Schule und schulisches Lernen erzeugen häufig extrinsische Motivation. Grundlage dafür ist die Struktur unseres Schulsystems nach dem Prinzip der Leistungs- und ebenso der Wettbewerbsorientierung. Es baut darauf, erworbene Kompetenzen zu demonstrieren und etwa in Prüfungen unter Beweis zu stellen. Geschieht dies wie in der Schule in einer Gruppe, erwächst daraus eine andauernde Vergleichssituation, bei der jede:r in der Regel erreichen möchte, dass die eigene Kompetenz möglichst hoch eingeschätzt wird. Im positiven Fall entwickelt sich Selbstbewusstsein, im negativen eigene Schuldzuweisungen und Versagensängste.
Auch eine andere Form der Motivation, die in Schule gern produziert wird, ist unecht: die Motivation auf der Grundlage von „Urtrieben“ und dazugehörigen Reiz-Reaktions-Zusammenhängen. Bei diesem Antrieb agieren Lernende vorrangig, um mindestens ein Grundbedürfnis zu befriedigen – beispielsweise das Grundbedürfnis nach Lob und Anerkennung. Lernplattformen wie beispielsweise „Kahoot“ funktionieren nach diesem Prinzip.

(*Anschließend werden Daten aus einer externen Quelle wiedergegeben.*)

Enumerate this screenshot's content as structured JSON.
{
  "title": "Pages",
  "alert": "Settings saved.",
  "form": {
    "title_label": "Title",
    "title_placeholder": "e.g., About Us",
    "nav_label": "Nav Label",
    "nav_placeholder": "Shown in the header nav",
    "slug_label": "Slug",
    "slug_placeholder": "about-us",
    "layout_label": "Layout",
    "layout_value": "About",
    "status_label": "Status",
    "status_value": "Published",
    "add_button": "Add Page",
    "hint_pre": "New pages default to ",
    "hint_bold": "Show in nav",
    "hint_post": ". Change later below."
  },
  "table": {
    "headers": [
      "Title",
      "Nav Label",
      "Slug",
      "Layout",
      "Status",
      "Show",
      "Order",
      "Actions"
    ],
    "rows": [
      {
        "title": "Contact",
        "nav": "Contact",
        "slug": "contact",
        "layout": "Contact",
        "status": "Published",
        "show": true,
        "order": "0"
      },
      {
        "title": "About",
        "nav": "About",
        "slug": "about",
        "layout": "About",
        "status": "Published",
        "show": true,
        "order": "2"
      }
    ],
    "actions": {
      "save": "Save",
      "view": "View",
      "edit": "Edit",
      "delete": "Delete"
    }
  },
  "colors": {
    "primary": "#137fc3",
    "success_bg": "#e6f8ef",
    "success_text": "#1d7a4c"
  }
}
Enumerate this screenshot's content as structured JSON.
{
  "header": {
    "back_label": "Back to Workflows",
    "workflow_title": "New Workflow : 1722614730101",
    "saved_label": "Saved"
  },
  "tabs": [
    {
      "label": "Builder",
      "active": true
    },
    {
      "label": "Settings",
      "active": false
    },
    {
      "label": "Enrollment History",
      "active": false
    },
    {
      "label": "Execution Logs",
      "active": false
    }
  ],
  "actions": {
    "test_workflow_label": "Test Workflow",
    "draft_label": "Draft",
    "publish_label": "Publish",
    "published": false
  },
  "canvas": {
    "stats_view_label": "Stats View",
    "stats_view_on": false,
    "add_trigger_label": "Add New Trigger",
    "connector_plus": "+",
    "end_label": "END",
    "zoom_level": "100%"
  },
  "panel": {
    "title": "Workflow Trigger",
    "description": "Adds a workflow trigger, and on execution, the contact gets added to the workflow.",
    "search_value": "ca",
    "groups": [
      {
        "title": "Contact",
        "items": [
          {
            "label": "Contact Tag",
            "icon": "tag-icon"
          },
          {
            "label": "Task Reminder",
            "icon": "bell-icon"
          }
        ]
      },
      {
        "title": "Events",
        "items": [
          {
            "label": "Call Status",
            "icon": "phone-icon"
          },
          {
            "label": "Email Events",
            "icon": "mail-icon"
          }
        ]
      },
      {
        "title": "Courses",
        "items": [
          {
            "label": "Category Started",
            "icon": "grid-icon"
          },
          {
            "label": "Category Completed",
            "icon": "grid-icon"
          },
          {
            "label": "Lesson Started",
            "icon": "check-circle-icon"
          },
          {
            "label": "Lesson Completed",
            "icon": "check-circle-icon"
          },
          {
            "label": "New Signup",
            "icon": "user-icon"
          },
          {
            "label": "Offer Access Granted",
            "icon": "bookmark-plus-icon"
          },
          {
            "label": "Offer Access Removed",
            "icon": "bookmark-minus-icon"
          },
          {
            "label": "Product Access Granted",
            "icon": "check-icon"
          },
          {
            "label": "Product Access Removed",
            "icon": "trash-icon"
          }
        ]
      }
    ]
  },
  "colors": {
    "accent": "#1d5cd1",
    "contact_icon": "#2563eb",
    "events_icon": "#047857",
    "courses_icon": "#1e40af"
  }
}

„Echte“ Motivation hingegen, die primär auf das eigentliche Ziel ausgerichtet ist, entwickelt sich auf diese Weise nur äußerst selten. Sie zu schaffen, ist die eigentliche Kunst – nicht nur in der Schule. Einen vielversprechenden Ansatz hierzu liefert die Psychologie mit ihrer Theorie der Selbstbestimmung. Danach hängt die Motivation für ein bestimmtes Verhalten stets von der Erfüllung der drei psychologischen Grundbedürfnisse nach Kompetenz, Autonomie und – an dritter Stelle – sozialer Eingebundenheit ab. Ihre quantitative wie qualitative Befriedigung führt, stark vereinfacht, zu mehr Kreativität, einem besseren Problemlöseverhalten sowie größerem Durchhaltevermögen.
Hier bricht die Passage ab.